2. The method for synergistic regulation of crystallization by crystallizer in isoelectric extraction of glutamic acid according to claim 1, characterized in that, In step S10, the glutamic acid fermentation broth is pretreated by at least one of centrifugation, flocculation, or microfiltration; wherein the centrifugation speed is 1800~2000 rpm and the time is 4h; the flocculation uses a polyacrylamide flocculant with an addition amount of 5~20 mg / L; and the microfiltration uses a ceramic membrane or organic membrane module with a pore size of 0.2~0.45μm.
3. The method for synergistic regulation of crystallization by crystallizer in isoelectric extraction of glutamic acid according to claim 1, characterized in that, In step S20, the pH value is adjusted using at least one inorganic acid selected from sulfuric acid, hydrochloric acid, or phosphoric acid, with an acid concentration of 1-3 mol / L, added at a dropping rate of 0.5-2 mL / s.
4. The method for synergistic regulation of crystallization by crystallizer in isoelectric extraction of glutamic acid according to claim 3, characterized in that, In step S30, the crystallizer is added after the pH is adjusted to the target value and maintained for 5-10 minutes.

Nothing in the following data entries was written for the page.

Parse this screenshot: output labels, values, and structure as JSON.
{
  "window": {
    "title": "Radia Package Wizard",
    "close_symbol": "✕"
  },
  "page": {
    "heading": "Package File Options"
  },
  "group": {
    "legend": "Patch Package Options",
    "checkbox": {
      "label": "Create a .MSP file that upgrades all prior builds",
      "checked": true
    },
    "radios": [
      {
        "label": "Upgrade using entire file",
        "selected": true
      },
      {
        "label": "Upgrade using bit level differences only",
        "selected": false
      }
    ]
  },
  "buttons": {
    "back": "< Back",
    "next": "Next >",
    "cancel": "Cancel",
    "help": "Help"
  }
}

5. The method for synergistic regulation of crystallization by crystallizer in isoelectric extraction of glutamic acid according to claim 1, characterized in that, In step S40, the mother liquor after solid-liquid separation is concentrated and then returned to the isoelectric tank, with the return flow not exceeding 30% of the fresh glutamic acid fermentation broth feed.